Pakistan’s intelligence services are deploying secretive surveillance technology normally used to locate militants to instead track coronavirus patients and the people they come into contact with. Pak makes use of militant-tracking technology to track Covid-19.
Pak makes use of militant-tracking technology to track Covid-19. In a program publicly touted by Prime Minister Imran Khan, the government has turned to the powerful Inter-Services Intelligence agency (ISI) for help in tackling the virus, which still is spreading at an accelerating rate across Pakistan.
Details about the project have not been released, but two officials told a foreign news agency that intelligence services are using geo-fencing and phone-monitoring systems that ordinarily are employed to hunt high-value targets including homegrown and foreign militants.
A lack of awareness, stigma, and fear have contributed to some people with symptoms not seeking treatment or even fleeing hospitals, while others who’ve had contact with virus patients have flouted self-isolation rules. Speaking on the condition of anonymity, a senior security official said that agencies are now “quite effectively” using the technology to track coronavirus cases. “The government has been successful in tracing even those who tested positive but went into hiding,” the security official said. Geo-fencing, a discreet tracking system that alerts authorities when someone leaves a specific geographic area, has helped officials monitor neighborhoods on lockdown.
Authorities are also listening in to the calls of COVID-19 patients to monitor whether their contacts are talking about having symptoms. “The trace-and-track system basically helps us track the mobile phones of corona patients as well as anyone they get in touch with before of after their disappearance,” an intelligence official said.
Imran Khan recently praised the program, which has come up against little public debate or scrutiny over its use in the virus fight. “It was originally used against terrorism, but now it is has come in useful against coronavirus,” he said.

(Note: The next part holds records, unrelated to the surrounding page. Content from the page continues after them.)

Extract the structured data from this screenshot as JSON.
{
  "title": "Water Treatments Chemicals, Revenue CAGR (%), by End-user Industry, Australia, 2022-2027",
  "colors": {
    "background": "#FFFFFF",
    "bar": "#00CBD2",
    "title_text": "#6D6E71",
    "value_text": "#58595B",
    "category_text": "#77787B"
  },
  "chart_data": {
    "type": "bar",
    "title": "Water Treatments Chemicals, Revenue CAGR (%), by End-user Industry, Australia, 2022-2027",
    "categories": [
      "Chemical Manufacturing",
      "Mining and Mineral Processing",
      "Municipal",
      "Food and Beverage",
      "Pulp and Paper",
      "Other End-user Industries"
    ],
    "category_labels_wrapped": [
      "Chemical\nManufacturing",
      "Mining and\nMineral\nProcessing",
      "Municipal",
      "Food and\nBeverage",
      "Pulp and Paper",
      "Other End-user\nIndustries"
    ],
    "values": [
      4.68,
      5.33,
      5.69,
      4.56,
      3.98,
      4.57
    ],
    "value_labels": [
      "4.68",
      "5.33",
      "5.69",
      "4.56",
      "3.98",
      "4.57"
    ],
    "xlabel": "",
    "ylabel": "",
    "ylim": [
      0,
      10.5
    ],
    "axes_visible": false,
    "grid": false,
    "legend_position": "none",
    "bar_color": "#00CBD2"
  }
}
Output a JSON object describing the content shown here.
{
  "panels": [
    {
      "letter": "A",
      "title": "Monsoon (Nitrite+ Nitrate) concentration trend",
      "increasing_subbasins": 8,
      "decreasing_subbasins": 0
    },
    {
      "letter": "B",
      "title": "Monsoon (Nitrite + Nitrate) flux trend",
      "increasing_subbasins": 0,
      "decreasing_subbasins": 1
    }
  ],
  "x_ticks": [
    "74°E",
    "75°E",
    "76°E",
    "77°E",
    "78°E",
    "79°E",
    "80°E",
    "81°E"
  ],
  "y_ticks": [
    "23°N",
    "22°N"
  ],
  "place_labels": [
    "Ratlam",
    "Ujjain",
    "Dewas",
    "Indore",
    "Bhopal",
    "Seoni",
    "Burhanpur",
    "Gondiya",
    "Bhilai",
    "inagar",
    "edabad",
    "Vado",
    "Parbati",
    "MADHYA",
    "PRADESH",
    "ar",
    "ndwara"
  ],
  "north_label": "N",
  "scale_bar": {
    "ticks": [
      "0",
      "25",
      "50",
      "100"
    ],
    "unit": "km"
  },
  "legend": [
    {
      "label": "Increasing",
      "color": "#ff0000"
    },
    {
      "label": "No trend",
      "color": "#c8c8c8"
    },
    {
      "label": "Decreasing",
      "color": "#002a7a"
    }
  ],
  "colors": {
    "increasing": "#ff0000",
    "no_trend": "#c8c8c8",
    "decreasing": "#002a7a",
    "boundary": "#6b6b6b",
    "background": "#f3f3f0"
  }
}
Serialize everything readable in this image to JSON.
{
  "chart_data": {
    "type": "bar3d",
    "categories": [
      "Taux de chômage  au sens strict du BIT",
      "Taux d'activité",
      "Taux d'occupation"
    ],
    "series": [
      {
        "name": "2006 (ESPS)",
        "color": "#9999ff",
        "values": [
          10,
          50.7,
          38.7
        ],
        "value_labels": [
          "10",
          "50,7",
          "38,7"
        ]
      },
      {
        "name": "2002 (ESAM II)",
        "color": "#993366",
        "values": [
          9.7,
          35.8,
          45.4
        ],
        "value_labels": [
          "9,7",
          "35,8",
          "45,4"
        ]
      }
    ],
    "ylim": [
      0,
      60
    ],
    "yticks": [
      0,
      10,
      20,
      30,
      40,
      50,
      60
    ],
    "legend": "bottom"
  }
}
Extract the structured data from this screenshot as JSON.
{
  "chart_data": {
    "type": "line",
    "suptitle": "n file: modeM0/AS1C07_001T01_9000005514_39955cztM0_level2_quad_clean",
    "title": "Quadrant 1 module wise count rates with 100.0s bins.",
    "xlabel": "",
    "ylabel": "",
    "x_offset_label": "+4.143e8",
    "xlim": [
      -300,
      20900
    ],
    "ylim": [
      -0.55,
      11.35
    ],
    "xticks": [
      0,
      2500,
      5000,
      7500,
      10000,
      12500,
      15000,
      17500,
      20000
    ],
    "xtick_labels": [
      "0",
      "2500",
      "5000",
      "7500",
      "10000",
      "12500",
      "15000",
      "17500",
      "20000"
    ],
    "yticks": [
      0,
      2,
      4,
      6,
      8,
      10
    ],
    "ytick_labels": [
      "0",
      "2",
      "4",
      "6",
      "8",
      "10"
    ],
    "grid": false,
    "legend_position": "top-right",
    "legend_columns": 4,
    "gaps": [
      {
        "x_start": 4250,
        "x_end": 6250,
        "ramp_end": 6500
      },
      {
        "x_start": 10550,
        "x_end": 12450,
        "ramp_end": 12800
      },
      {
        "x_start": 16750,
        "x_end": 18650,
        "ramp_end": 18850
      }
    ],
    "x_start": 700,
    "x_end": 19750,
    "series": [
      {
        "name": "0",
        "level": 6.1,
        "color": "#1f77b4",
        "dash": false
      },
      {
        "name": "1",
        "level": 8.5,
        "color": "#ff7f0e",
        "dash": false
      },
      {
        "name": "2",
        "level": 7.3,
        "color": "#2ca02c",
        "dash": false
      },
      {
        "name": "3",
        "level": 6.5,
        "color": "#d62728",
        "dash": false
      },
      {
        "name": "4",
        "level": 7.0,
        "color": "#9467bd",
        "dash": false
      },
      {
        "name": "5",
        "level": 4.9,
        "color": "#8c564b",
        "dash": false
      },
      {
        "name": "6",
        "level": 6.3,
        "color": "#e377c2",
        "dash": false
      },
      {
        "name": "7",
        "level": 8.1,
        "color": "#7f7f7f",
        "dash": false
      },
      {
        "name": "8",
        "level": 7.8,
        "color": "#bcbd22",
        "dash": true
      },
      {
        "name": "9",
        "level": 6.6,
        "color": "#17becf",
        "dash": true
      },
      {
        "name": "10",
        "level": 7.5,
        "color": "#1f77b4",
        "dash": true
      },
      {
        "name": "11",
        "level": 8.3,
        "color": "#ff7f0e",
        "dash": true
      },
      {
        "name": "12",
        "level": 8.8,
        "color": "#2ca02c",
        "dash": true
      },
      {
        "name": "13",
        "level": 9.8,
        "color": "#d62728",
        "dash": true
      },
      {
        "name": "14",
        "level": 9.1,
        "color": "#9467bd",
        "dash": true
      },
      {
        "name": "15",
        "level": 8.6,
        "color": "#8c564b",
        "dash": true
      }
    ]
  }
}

Nearly 60,000 people in Pakistan have tested positive for the disease and more than 1,200 patients have died. But with testing still limited, officials worry the true numbers are much higher.
Rights groups worry authorities might abuse their sweeping surveillance powers to trace political dissidents. Leading rights activist and ex-senator Afrasiab Khattak said that involving the ISI would spread unnecessary fear among the population. “The task of tracking and tracing the patients and suspected cases should be dealt with by provincial governments and local communities — let intelligence agencies do their actual job,” he said.